The Kenyan Government is considering issuing a Eurobond with varying terms to manage next year’s maturity of its $2 billion, 10-year bond, according to the director of its debt management office in an interview with Reuters.

The move would give the country more flexibility to attract different investors and smooth out future maturities. The bond is currently trading at a yield of 11%, up from 6-7% when it was issued nine years ago.

The government’s debt-servicing costs have risen in recent years, and the country’s currency has weakened significantly against the dollar over the past three years. To attract different investors and smooth out future maturities, the bond could be structured in two or three tranches, depending on the advice received from bankers, the director of Treasury’s debt management office Haron Sirima was quoted by Reuters.

Kenya’s public debt stood at 60 percent of GDP at the end of last year. The government is about to conclude a deal to raise $600 million from a syndicate of banks, part of the planned $900 million commercial borrowing for this financial year to the end of June. A third of the amount has already been raised.

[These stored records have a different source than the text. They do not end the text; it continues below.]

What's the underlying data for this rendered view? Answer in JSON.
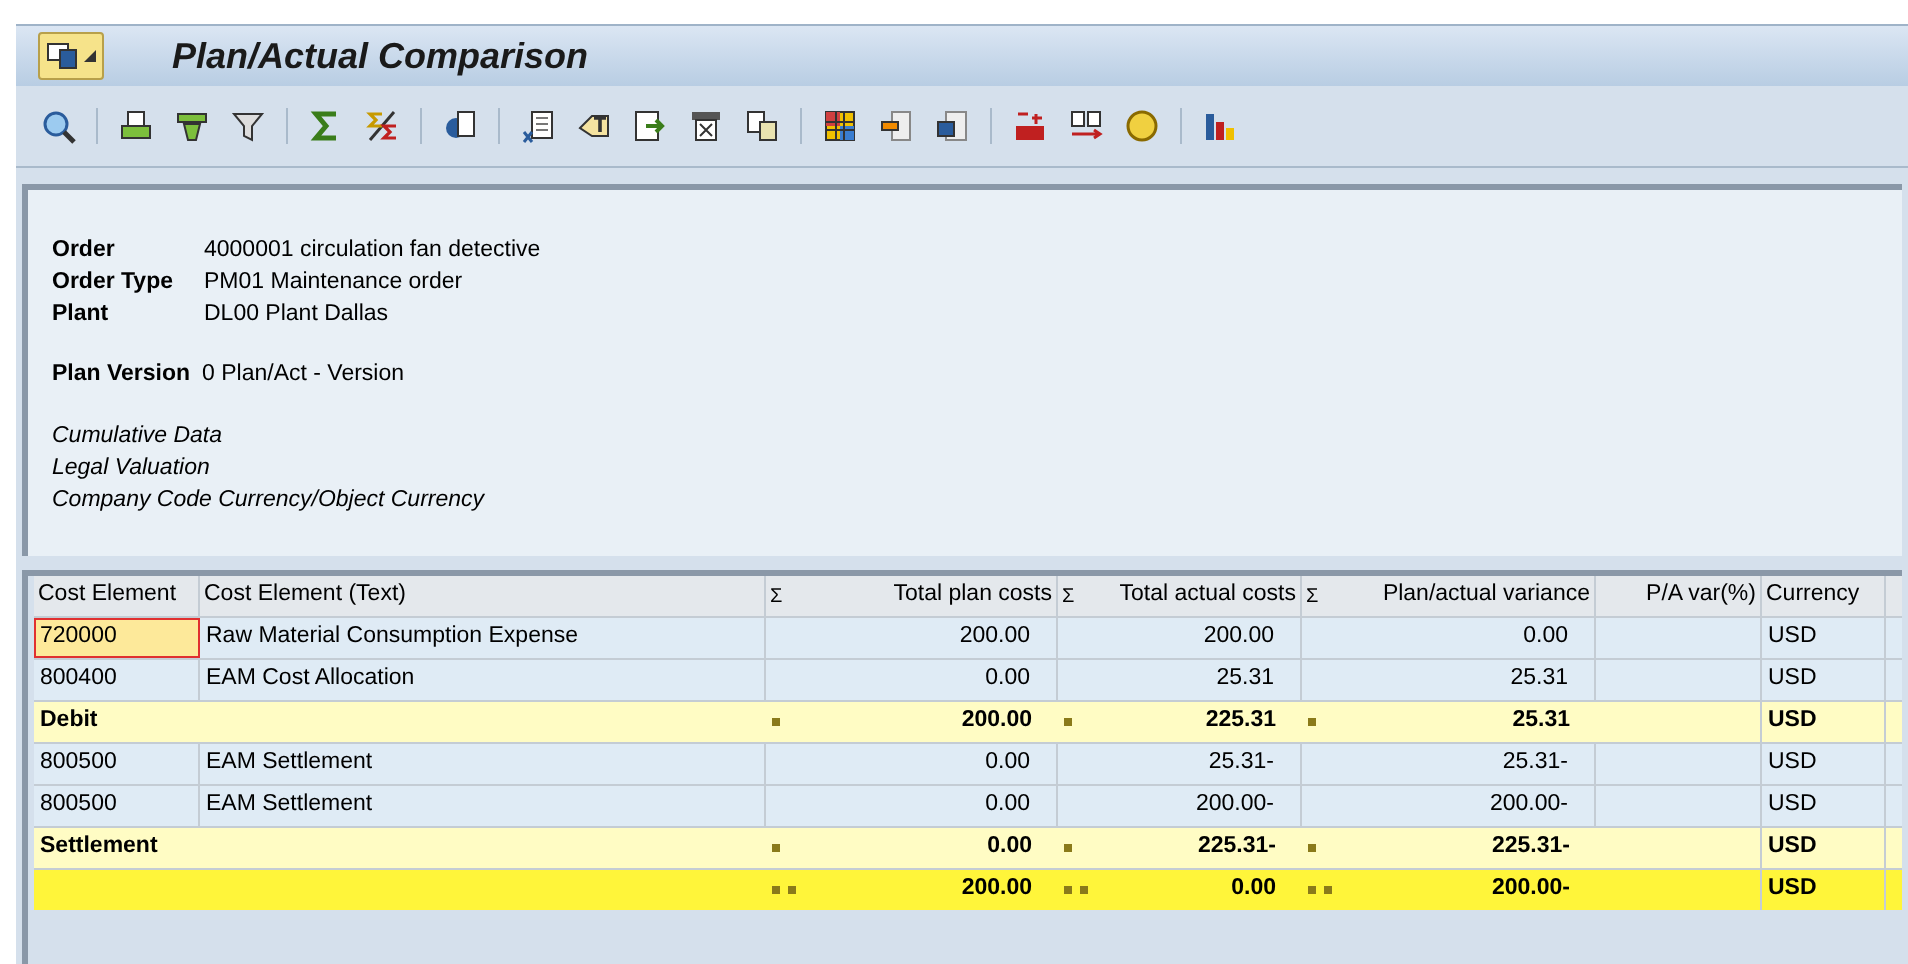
{
  "window": {
    "title": "Plan/Actual Comparison"
  },
  "header": {
    "fields": [
      {
        "label": "Order",
        "value": "4000001 circulation fan detective"
      },
      {
        "label": "Order Type",
        "value": "PM01 Maintenance order"
      },
      {
        "label": "Plant",
        "value": "DL00 Plant Dallas"
      }
    ],
    "plan_version": {
      "label": "Plan Version",
      "value": "0 Plan/Act - Version"
    },
    "notes": [
      "Cumulative Data",
      "Legal Valuation",
      "Company Code Currency/Object Currency"
    ]
  },
  "table": {
    "columns": [
      {
        "label": "Cost Element",
        "kind": "text"
      },
      {
        "label": "Cost Element (Text)",
        "kind": "text"
      },
      {
        "label": "Total plan costs",
        "sum_mark": "Σ",
        "kind": "amount"
      },
      {
        "label": "Total actual costs",
        "sum_mark": "Σ",
        "kind": "amount"
      },
      {
        "label": "Plan/actual variance",
        "sum_mark": "Σ",
        "kind": "amount"
      },
      {
        "label": "P/A var(%)",
        "kind": "amount"
      },
      {
        "label": "Currency",
        "kind": "text"
      }
    ],
    "rows": [
      {
        "kind": "item",
        "selected": true,
        "cells": [
          "720000",
          "Raw Material Consumption Expense",
          "200.00",
          "200.00",
          "0.00",
          null,
          "USD"
        ]
      },
      {
        "kind": "item",
        "selected": false,
        "cells": [
          "800400",
          "EAM Cost Allocation",
          "0.00",
          "25.31",
          "25.31",
          null,
          "USD"
        ]
      },
      {
        "kind": "subtotal",
        "selected": false,
        "cells": [
          "Debit",
          null,
          "200.00",
          "225.31",
          "25.31",
          null,
          "USD"
        ]
      },
      {
        "kind": "item",
        "selected": false,
        "cells": [
          "800500",
          "EAM Settlement",
          "0.00",
          "25.31-",
          "25.31-",
          null,
          "USD"
        ]
      },
      {
        "kind": "item",
        "selected": false,
        "cells": [
          "800500",
          "EAM Settlement",
          "0.00",
          "200.00-",
          "200.00-",
          null,
          "USD"
        ]
      },
      {
        "kind": "subtotal",
        "selected": false,
        "cells": [
          "Settlement",
          null,
          "0.00",
          "225.31-",
          "225.31-",
          null,
          "USD"
        ]
      },
      {
        "kind": "total",
        "selected": false,
        "cells": [
          null,
          null,
          "200.00",
          "0.00",
          "200.00-",
          null,
          "USD"
        ]
      }
    ]
  }
}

If the country sticks to the fiscal consolidation path set out by the government, Kenya’s debt-to-GDP ratio could fall significantly, according to the director of its debt management office. Public debt sustainability indicators are projected to begin improving in 2026 after settlement of major maturities. Although Kenya is classified as high risk of debt distress by the IMF and the World Bank, its debt load is sustainable, the ministry said.